His work has been exhibited at the New-York Historical Society and the Cooper-Hewitt in Manhattan, the New York State Museum in Albany, New York, the George Eastman House in Rochester, New York and the Yeshiva University Museum in Manhattan. In 1997, Schrier completed a holocaust memorial to honor Raoul Wallenberg, commissioned for installation at the Simon Wiesenthal Museum of Tolerance in Los Angeles. Large-scale paintings in Schrier's "WrecKtify" series were displayed in 2010 at the H-Art Gallery in Peekskill, New York.
Schrier illustrated, with his commentary, A Night of Questions, a Passover Haggadah for the Reconstructionist Press, edited by Rabbi Joy Levitt and Rabbi Michael Strassfeld. Schrier also wrote and illustrated On The Wings Of Eagles, a Sydney Taylor Book Award winner for Millbrook Press, telling the story of the rescue of the Jews of Ethiopia.

==Wings of Witness==
In 1996–97, students at Mahomet-Seymour Junior High in Mahomet, Illinois, collected eleven million tabs as part of a class project to represent the numbers of persons murdered in Nazi Germany during the holocaust. Schrier heard of the school project and utilized the five tons of the aluminum tabs collected by the students to create an art installation. Working under Schrier's direction, volunteers helped fabricate "feathers" from the tabs, which were then laid out in a massive butterfly shape, a reference to a poem written by the young Czechoslovak poet Pavel Friedmann, who was murdered at Auschwitz. More than 50,000 project participants internationally have fashioned the tab collection into the Wings of Witness butterfly, which in 2011 weighed over ten tons.

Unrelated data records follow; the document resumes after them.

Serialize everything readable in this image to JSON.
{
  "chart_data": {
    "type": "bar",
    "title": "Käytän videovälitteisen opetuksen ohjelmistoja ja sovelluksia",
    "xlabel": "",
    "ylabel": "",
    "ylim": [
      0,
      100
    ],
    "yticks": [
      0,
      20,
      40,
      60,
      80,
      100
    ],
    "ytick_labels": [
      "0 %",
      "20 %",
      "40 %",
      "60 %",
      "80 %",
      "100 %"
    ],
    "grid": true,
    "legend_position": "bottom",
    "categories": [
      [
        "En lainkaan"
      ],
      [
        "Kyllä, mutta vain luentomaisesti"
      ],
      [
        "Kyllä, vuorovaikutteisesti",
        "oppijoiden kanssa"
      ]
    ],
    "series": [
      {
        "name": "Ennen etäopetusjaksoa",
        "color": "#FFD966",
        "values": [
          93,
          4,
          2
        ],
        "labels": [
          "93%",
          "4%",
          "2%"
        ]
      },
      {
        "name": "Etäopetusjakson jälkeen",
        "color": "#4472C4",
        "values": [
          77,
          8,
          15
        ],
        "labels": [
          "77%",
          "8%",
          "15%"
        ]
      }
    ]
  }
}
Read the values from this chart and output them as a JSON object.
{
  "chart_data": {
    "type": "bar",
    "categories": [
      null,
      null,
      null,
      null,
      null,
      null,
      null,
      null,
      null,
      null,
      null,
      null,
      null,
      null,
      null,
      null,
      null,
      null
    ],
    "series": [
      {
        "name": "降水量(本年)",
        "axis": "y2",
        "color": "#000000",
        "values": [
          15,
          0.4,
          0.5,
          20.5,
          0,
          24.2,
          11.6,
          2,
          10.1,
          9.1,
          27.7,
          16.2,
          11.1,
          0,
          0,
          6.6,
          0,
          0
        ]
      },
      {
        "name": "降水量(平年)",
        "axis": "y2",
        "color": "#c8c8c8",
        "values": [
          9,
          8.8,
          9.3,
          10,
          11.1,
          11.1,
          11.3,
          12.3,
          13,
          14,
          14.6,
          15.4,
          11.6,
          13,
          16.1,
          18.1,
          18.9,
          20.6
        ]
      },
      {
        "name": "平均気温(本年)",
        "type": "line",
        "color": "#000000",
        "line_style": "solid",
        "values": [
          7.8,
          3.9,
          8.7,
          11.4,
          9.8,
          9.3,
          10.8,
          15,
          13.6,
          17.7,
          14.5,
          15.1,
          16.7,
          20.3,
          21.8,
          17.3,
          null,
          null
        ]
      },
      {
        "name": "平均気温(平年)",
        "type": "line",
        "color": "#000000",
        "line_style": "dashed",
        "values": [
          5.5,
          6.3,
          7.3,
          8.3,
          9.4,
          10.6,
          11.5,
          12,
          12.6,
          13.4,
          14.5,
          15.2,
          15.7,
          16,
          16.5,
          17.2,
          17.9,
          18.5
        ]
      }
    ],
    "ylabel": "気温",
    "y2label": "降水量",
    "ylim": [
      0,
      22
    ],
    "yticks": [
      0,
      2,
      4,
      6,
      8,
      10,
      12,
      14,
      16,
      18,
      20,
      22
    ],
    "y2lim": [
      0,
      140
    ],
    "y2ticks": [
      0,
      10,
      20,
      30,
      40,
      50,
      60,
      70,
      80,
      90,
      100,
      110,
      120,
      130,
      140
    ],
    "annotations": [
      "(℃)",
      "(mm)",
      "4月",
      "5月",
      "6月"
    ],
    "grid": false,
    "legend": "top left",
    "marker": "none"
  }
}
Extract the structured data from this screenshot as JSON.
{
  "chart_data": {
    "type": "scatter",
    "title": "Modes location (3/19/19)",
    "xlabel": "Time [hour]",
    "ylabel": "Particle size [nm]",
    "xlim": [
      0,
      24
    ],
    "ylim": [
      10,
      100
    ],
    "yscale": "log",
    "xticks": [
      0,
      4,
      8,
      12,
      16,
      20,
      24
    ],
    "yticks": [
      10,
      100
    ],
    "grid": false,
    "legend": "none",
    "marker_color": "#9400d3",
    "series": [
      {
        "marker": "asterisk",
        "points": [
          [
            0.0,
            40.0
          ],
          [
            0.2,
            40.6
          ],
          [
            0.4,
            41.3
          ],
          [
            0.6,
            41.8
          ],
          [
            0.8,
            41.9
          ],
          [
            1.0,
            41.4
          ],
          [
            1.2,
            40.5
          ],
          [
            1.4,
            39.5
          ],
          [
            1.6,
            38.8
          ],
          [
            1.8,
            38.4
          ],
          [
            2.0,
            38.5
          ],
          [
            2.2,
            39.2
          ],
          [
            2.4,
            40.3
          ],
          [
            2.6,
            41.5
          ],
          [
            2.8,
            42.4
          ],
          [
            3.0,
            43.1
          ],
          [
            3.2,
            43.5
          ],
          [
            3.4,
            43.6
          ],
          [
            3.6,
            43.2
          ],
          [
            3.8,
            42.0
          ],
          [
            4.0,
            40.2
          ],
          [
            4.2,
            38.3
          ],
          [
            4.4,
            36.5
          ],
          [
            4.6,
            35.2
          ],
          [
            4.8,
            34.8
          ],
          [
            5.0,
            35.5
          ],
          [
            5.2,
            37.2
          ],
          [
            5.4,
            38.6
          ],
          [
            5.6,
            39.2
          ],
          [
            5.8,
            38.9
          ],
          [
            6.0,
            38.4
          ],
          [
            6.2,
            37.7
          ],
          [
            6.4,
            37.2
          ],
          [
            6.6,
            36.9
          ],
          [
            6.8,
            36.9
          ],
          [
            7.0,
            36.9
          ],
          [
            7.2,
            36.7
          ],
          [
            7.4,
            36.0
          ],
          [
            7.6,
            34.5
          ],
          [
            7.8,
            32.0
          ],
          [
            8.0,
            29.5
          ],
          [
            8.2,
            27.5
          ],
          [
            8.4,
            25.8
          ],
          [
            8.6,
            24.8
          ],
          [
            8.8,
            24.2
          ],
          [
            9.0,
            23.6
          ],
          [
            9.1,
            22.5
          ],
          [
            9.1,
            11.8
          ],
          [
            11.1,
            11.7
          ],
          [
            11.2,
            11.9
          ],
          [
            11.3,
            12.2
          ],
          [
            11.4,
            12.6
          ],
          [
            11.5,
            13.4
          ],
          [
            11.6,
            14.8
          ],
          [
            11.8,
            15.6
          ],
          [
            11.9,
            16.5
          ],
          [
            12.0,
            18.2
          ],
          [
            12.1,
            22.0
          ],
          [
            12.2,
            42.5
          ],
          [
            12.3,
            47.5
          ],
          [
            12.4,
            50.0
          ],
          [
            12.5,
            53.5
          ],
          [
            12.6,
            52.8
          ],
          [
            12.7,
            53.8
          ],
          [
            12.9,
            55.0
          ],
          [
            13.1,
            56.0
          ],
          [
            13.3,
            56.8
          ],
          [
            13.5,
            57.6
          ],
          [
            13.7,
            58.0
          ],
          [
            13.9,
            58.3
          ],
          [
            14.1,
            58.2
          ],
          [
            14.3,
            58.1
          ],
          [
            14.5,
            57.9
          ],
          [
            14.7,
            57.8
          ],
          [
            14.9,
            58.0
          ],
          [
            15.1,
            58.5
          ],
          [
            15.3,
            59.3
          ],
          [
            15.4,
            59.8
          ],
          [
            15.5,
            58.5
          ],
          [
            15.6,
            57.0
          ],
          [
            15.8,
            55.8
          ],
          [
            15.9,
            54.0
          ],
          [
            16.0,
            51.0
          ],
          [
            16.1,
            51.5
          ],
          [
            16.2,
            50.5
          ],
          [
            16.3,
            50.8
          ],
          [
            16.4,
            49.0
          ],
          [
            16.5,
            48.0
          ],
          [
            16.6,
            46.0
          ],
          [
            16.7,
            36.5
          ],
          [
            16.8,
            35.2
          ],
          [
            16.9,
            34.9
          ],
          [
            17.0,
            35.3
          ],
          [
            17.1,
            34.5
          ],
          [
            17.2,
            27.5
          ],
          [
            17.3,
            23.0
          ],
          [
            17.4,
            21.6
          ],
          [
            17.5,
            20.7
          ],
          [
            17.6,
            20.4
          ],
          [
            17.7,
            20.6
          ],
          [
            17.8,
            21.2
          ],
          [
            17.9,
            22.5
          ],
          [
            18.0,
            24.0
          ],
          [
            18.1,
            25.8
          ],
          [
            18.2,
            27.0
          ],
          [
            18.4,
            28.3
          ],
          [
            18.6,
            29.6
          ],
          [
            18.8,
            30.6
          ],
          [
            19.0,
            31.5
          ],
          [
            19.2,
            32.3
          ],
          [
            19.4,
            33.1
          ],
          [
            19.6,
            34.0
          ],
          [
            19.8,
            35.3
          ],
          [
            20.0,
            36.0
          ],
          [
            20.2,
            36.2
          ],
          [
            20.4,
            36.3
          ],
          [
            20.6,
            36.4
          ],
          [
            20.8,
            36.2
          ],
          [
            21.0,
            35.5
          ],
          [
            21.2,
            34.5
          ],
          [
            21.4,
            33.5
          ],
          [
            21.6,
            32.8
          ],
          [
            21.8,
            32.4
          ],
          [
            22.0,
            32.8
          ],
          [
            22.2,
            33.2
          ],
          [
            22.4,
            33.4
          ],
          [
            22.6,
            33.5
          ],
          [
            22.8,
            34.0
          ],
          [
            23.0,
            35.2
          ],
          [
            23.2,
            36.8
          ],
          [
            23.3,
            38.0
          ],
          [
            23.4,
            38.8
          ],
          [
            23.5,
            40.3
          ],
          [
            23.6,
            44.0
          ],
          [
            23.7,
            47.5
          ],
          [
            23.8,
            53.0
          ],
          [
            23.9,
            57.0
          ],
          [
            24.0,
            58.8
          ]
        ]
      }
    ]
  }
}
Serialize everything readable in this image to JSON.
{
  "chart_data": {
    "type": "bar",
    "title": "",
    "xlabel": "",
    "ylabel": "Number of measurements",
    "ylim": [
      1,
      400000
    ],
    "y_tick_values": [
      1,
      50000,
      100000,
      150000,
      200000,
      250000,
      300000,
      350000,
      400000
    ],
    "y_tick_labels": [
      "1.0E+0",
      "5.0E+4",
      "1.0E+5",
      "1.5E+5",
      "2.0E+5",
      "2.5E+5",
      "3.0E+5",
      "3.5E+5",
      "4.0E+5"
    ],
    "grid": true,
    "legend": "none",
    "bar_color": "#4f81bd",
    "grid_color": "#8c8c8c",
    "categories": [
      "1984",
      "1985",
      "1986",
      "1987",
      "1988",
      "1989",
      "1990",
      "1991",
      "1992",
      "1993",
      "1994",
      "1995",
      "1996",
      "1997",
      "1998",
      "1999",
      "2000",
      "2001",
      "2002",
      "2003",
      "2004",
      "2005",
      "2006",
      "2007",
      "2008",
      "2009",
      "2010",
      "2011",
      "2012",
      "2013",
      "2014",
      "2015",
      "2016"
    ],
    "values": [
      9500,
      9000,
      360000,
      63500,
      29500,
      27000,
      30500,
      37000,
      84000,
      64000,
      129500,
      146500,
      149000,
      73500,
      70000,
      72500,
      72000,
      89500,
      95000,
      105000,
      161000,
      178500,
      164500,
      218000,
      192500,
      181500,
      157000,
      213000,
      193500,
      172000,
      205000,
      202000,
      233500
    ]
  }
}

Since its first installation at Mahomet-Seymour Junior High in 1998, Wings of Witness has been installed in several sites, including the Holocaust Museum Houston and the Katonah Museum of Art.

==Recognition and awards==
Schrier's mass community works that address social and environmental issues continue to attract government and private foundation grant awards. Support for such works have come from the New York State Council on the Arts; Fulton County Arts Council, Atlanta, Georgia; Steven Spielberg's Righteous Persons Foundation, the Foundation for Jewish Culture, the Anti-Defamation League, the Brandeis-Bardin Institute, and the Irwin Uran Gift Fund of Loudoun County, Virginia, among others.